An opportunity to diversify – It sometimes takes going through a difficult phase to realize our potentials and opportunities that we may have overlooked. During the recent lockdown of the courts on account of Covid-19, many lawyers were simply unable to carry on with their practice or to earn any income, but it appears that a number of others with more diversified practice areas were able keep up during the period. Admittedly, in an economy and legal system like ours, it might be difficult for lawyers in every jurisdiction to fully diverse their practices (after all, our practice is usually a question of the activities around us), but where possible, there should be a conscious push towards diversification. Lawyers with more diversified practices may fare better than those whose practices are limited. Covid-19 has, again, brought this point to the front-burner and to the extent possible, lawyers should not miss the opportunity.
A possible uptick in certain kinds of legal work/enrichment of our jurisprudence – Interestingly, Covid-19 would very likely present more work opportunities for certain kinds of lawyers. For instance, on account of Covid-19 and its impacts, many businesses (especially those that do not offer essential services) have experienced a sharp decline in revenue and this could result in several bankruptcy filings, insolvency proceedings and business restructuring. The value of certain business will also nosedive to an all-time low and could force many struggling businesses to undergo a merger or other form of business combination to avoid going bankrupt.

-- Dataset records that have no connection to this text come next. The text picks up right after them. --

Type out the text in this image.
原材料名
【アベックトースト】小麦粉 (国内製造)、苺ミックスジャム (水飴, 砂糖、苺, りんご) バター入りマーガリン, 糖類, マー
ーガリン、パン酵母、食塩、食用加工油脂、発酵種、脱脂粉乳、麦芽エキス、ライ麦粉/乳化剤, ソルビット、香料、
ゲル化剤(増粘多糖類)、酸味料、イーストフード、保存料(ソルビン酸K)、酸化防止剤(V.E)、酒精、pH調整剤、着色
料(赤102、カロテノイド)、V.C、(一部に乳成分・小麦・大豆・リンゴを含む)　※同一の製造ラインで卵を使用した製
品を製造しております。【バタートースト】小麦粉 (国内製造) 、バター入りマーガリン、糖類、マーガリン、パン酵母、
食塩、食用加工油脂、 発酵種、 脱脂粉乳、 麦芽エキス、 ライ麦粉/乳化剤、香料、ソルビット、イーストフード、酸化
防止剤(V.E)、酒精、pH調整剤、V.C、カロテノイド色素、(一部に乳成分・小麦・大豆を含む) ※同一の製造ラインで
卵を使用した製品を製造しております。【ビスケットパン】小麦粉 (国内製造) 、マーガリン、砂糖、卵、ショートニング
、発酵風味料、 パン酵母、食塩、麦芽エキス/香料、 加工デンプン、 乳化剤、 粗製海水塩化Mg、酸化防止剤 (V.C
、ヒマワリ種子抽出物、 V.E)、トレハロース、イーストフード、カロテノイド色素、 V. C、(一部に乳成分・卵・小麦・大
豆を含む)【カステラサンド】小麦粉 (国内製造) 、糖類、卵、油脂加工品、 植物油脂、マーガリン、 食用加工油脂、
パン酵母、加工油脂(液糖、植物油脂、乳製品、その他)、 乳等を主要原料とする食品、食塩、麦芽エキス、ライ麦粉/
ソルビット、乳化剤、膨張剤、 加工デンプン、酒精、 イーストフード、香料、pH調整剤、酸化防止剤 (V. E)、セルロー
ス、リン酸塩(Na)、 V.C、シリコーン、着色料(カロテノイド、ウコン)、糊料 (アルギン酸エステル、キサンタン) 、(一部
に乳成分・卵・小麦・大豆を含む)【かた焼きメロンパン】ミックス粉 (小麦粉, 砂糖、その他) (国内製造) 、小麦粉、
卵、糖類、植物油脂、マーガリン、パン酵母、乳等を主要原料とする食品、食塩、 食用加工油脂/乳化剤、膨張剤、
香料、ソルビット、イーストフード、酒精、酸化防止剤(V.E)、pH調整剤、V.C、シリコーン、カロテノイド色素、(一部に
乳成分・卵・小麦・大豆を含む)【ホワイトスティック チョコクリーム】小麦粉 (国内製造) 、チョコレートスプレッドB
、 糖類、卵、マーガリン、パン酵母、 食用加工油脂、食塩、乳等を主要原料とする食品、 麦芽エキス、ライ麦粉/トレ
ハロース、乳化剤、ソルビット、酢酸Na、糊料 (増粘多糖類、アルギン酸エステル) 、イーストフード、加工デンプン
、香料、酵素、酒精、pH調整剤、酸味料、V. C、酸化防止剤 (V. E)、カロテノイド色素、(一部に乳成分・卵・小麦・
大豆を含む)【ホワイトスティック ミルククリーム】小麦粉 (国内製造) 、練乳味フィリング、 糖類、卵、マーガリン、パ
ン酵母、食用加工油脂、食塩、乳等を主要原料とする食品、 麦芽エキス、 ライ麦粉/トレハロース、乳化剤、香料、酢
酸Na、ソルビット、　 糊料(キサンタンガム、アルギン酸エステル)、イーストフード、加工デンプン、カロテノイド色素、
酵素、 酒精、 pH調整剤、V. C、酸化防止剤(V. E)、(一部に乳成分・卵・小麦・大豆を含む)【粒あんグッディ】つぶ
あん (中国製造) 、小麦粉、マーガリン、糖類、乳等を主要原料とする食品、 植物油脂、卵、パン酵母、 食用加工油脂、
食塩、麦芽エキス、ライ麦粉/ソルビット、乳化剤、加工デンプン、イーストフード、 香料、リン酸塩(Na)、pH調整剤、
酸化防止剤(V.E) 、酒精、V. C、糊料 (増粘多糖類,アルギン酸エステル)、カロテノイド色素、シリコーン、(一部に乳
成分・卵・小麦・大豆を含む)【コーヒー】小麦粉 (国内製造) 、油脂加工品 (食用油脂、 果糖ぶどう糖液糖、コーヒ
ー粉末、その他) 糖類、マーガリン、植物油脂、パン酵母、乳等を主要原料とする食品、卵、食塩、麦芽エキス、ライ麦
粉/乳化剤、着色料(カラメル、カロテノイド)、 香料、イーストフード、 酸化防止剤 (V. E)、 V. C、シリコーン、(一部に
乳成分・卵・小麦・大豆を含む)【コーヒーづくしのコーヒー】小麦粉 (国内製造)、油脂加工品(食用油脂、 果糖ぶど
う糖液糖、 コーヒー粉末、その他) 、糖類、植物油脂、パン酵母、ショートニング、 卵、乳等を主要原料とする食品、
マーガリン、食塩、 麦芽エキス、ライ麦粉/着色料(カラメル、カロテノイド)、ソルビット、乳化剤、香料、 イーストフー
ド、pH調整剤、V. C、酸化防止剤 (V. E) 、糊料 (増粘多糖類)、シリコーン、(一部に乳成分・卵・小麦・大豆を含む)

Commercial lawyers will also see many of their clients attempting to refinance, redenominate or restructure their debt obligations.
Litigation lawyers, on the other hand, will also see more employment law related disputes arising from claims by employees who believe that their employers are not entitled to unilaterally reduce their emoluments, cancel their leaves (or convert the lockdown period to leave periods), terminate their employment or take some other drastic measures against them under the guise of dealing with the impacts of Covid-19. Non-litigation employment law experts will also be advising clients on various aspects of the employment space, including on how to structure redundancies and to deal with most of the employment law related issues that Covid-19 will throw up.
Similarly, litigation lawyers may receive more instructions from clients who want to understand how their rights under existing contracts might have been impacted by force majeure, frustration and material adverse changes, or from clients who may generally have contractual claims arising from such concepts.
On a related note, depending on the facts, the contractual challenges and other connected issues that will ensue will result in our courts deciding on issues that they may not have exhaustively dealt with previously and in which Nigerian lawyers have often had to resort to other courts in the Commonwealth for guidance. Ultimately, our jurisprudence will be better for it.
Improved business continuity plans – According to health experts, there is likely to be a second wave of the Covid-19, and the possibility of other pandemics of a related nature and magnitude is not completely ruled out. Hopefully, with the lessons learnt from the current pandemic, Nigerian lawyers and law firms will most likely be better prepared for other eventualities. I strongly recommend that post Covid-19, law firms need to create better systems and put in place contingent and business continuity measures to deal with threats to their practices, and to enable them continue operations and stay afloat in the face of the challenges that the Covid-19 pandemic and its like would create.